One of several “new” (new here meaning not commonly known by the public!) messengers have been discovered. One of them is call miRNA short for micro RNA. If you remember high school biology, RNA is the stuff that you make from “reading DNA, the genetic blue print”. That RNA usually goes along and gloms on to some protein factory somewhere and some enzyme or other messenger protein is made.
Not so with miRNAs. Their function is strictly to turn something on and off. As far as we know, they don’t ‘make’ anything.
OK, now back to the heart. An miRNA was recently discovered called miR-34a. MiR-34a is associated with two big things: an aging heart, which makes more of it and MI’s, more commonly known as heart attacks. Once again, this is a gene off/on signal that rises with aging and changes which genes are read and how.
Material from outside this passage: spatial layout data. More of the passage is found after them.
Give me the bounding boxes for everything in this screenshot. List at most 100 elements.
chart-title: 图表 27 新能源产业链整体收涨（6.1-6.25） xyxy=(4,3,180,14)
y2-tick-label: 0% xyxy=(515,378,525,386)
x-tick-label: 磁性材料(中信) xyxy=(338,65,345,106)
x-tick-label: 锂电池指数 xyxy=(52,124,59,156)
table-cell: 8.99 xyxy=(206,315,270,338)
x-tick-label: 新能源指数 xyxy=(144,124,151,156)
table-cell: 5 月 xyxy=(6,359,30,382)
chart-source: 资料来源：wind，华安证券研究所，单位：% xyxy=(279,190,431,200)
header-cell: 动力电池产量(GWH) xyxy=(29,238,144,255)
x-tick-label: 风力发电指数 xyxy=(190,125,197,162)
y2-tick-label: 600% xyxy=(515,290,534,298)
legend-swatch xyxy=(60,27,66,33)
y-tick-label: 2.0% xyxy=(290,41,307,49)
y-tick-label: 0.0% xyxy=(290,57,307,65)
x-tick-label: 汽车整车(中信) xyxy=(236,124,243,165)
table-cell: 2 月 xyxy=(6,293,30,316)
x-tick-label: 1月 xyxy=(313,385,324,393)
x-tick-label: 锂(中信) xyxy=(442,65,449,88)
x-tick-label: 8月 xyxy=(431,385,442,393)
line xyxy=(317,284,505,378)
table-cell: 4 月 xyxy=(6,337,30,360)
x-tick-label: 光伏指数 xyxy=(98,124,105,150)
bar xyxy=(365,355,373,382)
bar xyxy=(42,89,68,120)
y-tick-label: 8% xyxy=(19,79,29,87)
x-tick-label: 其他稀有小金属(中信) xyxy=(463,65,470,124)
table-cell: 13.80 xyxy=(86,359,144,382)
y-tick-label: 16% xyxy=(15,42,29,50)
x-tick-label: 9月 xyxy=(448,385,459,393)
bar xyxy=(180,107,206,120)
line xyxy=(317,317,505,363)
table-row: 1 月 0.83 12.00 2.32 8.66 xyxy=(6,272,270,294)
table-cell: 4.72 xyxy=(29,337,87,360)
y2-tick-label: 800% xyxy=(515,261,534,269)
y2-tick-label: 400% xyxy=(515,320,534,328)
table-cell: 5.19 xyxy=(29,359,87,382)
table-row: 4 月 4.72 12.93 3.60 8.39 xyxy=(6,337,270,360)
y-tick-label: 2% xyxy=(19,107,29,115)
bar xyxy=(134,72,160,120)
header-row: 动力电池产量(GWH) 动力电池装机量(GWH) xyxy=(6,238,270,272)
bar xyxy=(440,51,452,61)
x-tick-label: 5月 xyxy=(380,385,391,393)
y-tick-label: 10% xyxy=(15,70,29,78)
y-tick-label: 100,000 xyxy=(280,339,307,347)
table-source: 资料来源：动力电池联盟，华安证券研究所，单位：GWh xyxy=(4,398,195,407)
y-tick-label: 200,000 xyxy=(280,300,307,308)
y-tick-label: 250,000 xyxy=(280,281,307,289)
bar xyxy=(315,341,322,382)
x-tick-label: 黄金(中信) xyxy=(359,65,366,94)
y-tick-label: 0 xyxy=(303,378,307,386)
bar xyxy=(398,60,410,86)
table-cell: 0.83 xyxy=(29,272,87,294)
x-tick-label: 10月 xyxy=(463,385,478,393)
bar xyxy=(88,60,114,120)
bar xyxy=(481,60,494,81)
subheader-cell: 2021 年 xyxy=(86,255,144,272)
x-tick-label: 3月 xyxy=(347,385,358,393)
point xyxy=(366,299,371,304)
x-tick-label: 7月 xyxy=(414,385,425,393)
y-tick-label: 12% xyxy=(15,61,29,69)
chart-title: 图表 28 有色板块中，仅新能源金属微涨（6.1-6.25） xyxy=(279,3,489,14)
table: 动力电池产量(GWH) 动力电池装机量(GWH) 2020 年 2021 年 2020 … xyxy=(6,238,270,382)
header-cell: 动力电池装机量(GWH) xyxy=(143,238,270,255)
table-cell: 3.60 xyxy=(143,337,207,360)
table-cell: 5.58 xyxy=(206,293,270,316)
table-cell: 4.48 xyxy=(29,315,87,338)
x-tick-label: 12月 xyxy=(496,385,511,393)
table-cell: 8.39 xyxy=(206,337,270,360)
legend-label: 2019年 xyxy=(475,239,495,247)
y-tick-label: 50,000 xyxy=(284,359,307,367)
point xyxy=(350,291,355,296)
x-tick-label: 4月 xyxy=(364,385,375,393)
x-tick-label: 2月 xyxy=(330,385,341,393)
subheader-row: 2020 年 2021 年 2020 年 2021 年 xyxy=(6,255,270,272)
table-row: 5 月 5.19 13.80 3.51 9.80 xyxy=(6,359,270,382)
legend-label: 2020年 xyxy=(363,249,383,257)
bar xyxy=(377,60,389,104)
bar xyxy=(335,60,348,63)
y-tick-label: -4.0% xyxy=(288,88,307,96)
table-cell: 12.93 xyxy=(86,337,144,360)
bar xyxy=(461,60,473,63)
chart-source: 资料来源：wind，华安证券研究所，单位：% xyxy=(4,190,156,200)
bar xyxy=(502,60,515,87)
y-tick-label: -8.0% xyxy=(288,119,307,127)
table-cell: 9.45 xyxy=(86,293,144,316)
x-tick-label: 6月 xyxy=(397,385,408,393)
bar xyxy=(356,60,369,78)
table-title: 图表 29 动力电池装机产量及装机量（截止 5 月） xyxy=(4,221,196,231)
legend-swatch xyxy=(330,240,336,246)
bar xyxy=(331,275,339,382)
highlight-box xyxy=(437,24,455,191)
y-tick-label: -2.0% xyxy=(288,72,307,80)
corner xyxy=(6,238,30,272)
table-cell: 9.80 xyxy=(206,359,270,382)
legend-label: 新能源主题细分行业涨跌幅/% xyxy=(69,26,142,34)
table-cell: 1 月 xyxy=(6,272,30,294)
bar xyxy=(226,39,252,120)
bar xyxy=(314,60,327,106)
If you block the production of this particular miRNA or its target called PNUTS, you reduce heart cell death rate following heart attack and you reduce scarring. You also reduce the age-related decline in heart function.* How? By reducing the end point of all this, which is telomere shortening in the heart. So all this great new stuff points once again to our old friend the telomere as the central actor in determining who lives and who dies in the heart and otherwise!
Another why: because the telomere governs the damage response of the cell and whether it lives, senesces (slow death) or explodes from the inside out (apoptosis). And heart telomeres get shorter just like any other telomere! And because they normally express absolutely no telomerase, they are even more susceptible to telomere loss even if they start out with longer telomeres than other tissues.**
That is enough science for today but let me sum it up even more simply for you.
Heart disease is the number one cause of death in this country.
Take care of your telomeres.
Happy Healthy Heart Month!
* This is still at the laboratory level and has not been tested in living people!
**Well established norms for telomere length in various tissue types have not yet been explored fully.